British Columbia cannabis cultivator The Flowr Corp. is selling “substantially all” of its assets to Avant Brands K1 as part of a sale and investment solicitation process after entering creditor protection in late October.
The asset sale is worth 5.1 million Canadian dollars ($3.7 million), plus the amount of a debtor-in-possession loan originally worth CA$2 million from Avant Brands K1 and assumed liabilities.
Avant Brands K1 (previously known as 1000343100 Ontario) is 50% owned by Canadian cannabis producer Avant Brands, and the purchase price includes CA$1.1 million in Avant shares.
Flowr said Thursday that the asset sale still requires court approval, expected later this month.
In a news release, Avant Brands CEO Norton Singhavon said Avant has “always viewed (Flowr’s) Kelowna facility as a top-tier and world class asset that would be an ideal fit for the Avant portfolio.”
Avant said the facility in British Columbia’s Okanagan region will increase its annual production capacity by about 60%.

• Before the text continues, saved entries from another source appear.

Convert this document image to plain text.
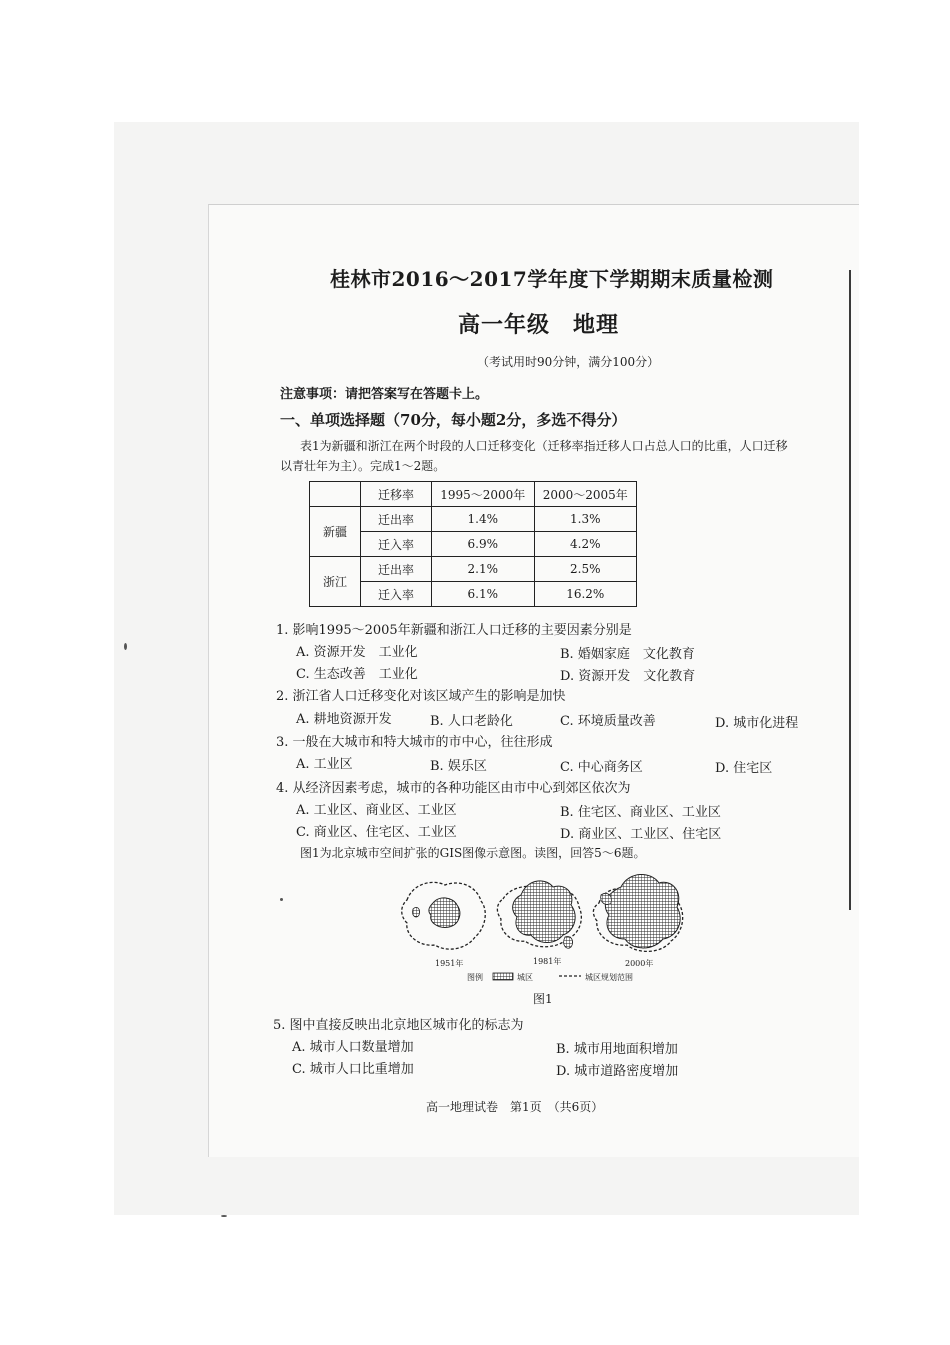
桂林市2016～2017学年度下学期期末质量检测
高一年级　地理
（考试用时90分钟，满分100分）
注意事项：请把答案写在答题卡上。
一、单项选择题（70分，每小题2分，多选不得分）
表1为新疆和浙江在两个时段的人口迁移变化（迁移率指迁移人口占总人口的比重，人口迁移
以青壮年为主）。完成1～2题。
	迁移率	1995～2000年	2000～2005年
新疆	迁出率	1.4%	1.3%
	迁入率	6.9%	4.2%
浙江	迁出率	2.1%	2.5%
	迁入率	6.1%	16.2%
1. 影响1995～2005年新疆和浙江人口迁移的主要因素分别是
A. 资源开发　工业化	B. 婚姻家庭　文化教育
C. 生态改善　工业化	D. 资源开发　文化教育
2. 浙江省人口迁移变化对该区域产生的影响是加快
A. 耕地资源开发	B. 人口老龄化	C. 环境质量改善	D. 城市化进程
3. 一般在大城市和特大城市的市中心，往往形成
A. 工业区	B. 娱乐区	C. 中心商务区	D. 住宅区
4. 从经济因素考虑，城市的各种功能区由市中心到郊区依次为
A. 工业区、商业区、工业区	B. 住宅区、商业区、工业区
C. 商业区、住宅区、工业区	D. 商业区、工业区、住宅区
图1为北京城市空间扩张的GIS图像示意图。读图，回答5～6题。
1951年	1981年	2000年
图例	城区	城区规划范围
图1
5. 图中直接反映出北京地区城市化的标志为
A. 城市人口数量增加	B. 城市用地面积增加
C. 城市人口比重增加	D. 城市道路密度增加
高一地理试卷　第1页　（共6页）
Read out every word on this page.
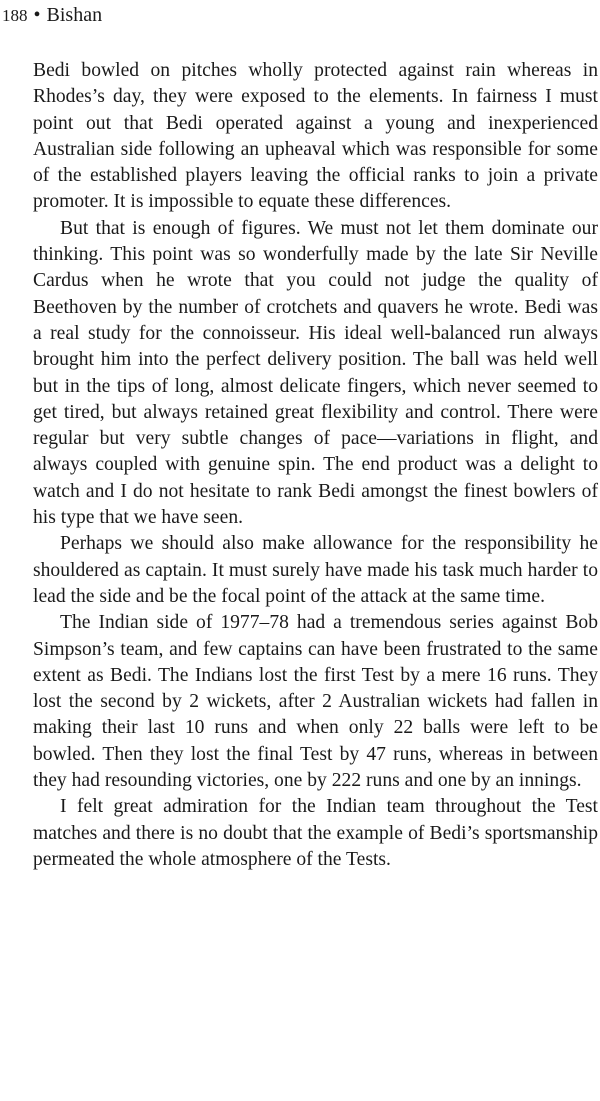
188 • Bishan

Bedi bowled on pitches wholly protected against rain whereas in Rhodes’s day, they were exposed to the elements. In fairness I must point out that Bedi operated against a young and inexperienced Australian side following an upheaval which was responsible for some of the established players leaving the official ranks to join a private promoter. It is impossible to equate these differences.

But that is enough of figures. We must not let them dominate our thinking. This point was so wonderfully made by the late Sir Neville Cardus when he wrote that you could not judge the quality of Beethoven by the number of crotchets and quavers he wrote. Bedi was a real study for the connoisseur. His ideal well-balanced run always brought him into the perfect delivery position. The ball was held well but in the tips of long, almost delicate fingers, which never seemed to get tired, but always retained great flexibility and control. There were regular but very subtle changes of pace—variations in flight, and always coupled with genuine spin. The end product was a delight to watch and I do not hesitate to rank Bedi amongst the finest bowlers of his type that we have seen.

Perhaps we should also make allowance for the responsibility he shouldered as captain. It must surely have made his task much harder to lead the side and be the focal point of the attack at the same time.

The Indian side of 1977–78 had a tremendous series against Bob Simpson’s team, and few captains can have been frustrated to the same extent as Bedi. The Indians lost the first Test by a mere 16 runs. They lost the second by 2 wickets, after 2 Australian wickets had fallen in making their last 10 runs and when only 22 balls were left to be bowled. Then they lost the final Test by 47 runs, whereas in between they had resounding victories, one by 222 runs and one by an innings.

I felt great admiration for the Indian team throughout the Test matches and there is no doubt that the example of Bedi’s sportsmanship permeated the whole atmosphere of the Tests.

After the asset sale is complete, Flowr “will distribute the proceeds of the sale to its stakeholders in accordance with the court-supervised (Companies’ Creditors Arrangement Act) process, with a minimal amount to be retained in order to facilitate the orderly sale, wind-up, dissolution or other administrative proceeding with respect to Flowr Corp.,” wrote Flowr CEO Darren Karasiuk in a statement to MJBizDaily.
Before entering creditor protection, Flowr had cut staff, sold a research facility and a cultivation site, and sold off international assets.